I’m working on an iOS app currently that has video & audio playback, and 
applies some real-time effect to the audio. I’ve started by using 
AVSampleBufferDisplayLayer for video, AVSampleBufferAudioRenderer for audio, 
and adding both to an AVSampleBufferRenderSynchronizer instance to synchronize 
the two. I apply my effect to my PCM buffers just before I hand them over to 
the AVSampleBufferAudioRenderer.  The effect is just one audio unit and for 
simplicity can be thought an EQ with the cutoff directly controlled by user 
input via a slider or USB controller (this itself has low latency i.e. <20ms).

This is where the trouble starts however, since the synchronizer tries to 
buffer at least one second of samples ahead of the playhead, so applying my 
effect before feeding the buffers to the AVSampleBufferAudioRenderer gives a 
very noticeable delay before the effect is heard. I’ve experimented with trying 
to slow down the polling within the requestMediaDataWhenReady{} by checking 
against the synchronizer.currentTime() and this reduced the delay somewhat but 
I only managed to get down to about 300ms before audio dropouts began.

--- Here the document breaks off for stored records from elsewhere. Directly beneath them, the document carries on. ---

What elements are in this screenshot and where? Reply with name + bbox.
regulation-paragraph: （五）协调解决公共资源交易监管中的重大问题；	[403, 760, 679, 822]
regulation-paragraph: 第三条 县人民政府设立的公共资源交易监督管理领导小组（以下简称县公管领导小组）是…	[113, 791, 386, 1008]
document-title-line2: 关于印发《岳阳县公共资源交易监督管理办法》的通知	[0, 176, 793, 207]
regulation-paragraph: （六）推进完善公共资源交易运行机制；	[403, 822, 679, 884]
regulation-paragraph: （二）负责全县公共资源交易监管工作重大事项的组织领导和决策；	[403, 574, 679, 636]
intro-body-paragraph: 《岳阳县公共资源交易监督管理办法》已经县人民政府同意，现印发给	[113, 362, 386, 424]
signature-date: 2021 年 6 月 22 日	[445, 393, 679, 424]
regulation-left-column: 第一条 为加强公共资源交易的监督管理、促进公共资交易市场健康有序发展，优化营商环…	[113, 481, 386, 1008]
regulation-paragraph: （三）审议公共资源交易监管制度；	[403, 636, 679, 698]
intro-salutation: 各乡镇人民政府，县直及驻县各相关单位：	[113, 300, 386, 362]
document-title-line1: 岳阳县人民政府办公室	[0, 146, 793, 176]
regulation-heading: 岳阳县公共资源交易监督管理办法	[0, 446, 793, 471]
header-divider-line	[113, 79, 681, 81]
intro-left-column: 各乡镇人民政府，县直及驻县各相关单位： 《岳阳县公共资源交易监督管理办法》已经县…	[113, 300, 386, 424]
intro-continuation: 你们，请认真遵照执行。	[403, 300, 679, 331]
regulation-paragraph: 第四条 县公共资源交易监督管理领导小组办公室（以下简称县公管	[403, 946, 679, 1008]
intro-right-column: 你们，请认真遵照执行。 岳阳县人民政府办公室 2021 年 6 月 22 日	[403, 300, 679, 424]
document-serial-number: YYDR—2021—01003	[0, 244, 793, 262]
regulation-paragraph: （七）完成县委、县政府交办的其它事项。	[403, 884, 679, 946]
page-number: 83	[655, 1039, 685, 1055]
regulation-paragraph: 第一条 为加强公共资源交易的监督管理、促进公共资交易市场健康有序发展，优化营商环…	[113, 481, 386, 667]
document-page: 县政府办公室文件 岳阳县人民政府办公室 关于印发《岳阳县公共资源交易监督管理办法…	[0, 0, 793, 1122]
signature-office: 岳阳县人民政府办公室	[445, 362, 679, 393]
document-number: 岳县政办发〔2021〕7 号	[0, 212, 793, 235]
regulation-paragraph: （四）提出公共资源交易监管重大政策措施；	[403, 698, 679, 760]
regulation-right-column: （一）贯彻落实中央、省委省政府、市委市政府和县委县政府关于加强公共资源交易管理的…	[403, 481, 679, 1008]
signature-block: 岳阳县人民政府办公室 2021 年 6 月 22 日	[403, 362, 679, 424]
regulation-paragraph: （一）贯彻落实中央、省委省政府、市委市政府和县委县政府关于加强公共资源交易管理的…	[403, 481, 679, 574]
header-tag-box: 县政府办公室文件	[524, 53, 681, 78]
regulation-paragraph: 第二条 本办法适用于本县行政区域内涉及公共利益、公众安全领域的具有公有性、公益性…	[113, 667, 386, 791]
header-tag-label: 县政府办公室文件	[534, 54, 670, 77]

My goal 
is for this to be under 100ms, ideally 50ms or so.

So it got me thinking - is there an elegant way of adding a 'post-processor’ to 
my app’s existing audio, when I’m using a high-level API like AVPlayer or 
AVSampleBufferRenderSynchronizer? Essentially I’m looking for a hook that I can 
tap into, which says “here are your samples produced by AVPlayer (or similar 
high-level API) and are imminently about to go to the sound card, this is your 
last chance to modify them.” I kind of doubt this exists but I’m open to ideas!

The obvious solution is to stop using high-level APIs and do all the A/V 
synchronization myself, but this involves accounting for lots of weirdness like 
Bluetooth, interruptions, seeking etc. that the render-synchronizer already 
handles nicely. So I thought of using Inter-App Audio and to install the 
effects as an extension after my app, but since this is being deprecated I 
didn’t want to start with that. Another thing I thought about was if it’s 
possible to use an AVAudioEngine and add my effect as an AVAudioNode after a 
node containing the synced AVSampleBufferAudioRenderer, but I have no way of 
setting up such a graph (cannot insert AVSampleBufferAudioRenderer into an 
audio-engine graph).

Any suggestions would be much appreciated, especially they avoid me having to 
re-implement AVSampleBufferRenderSynchronizer myself!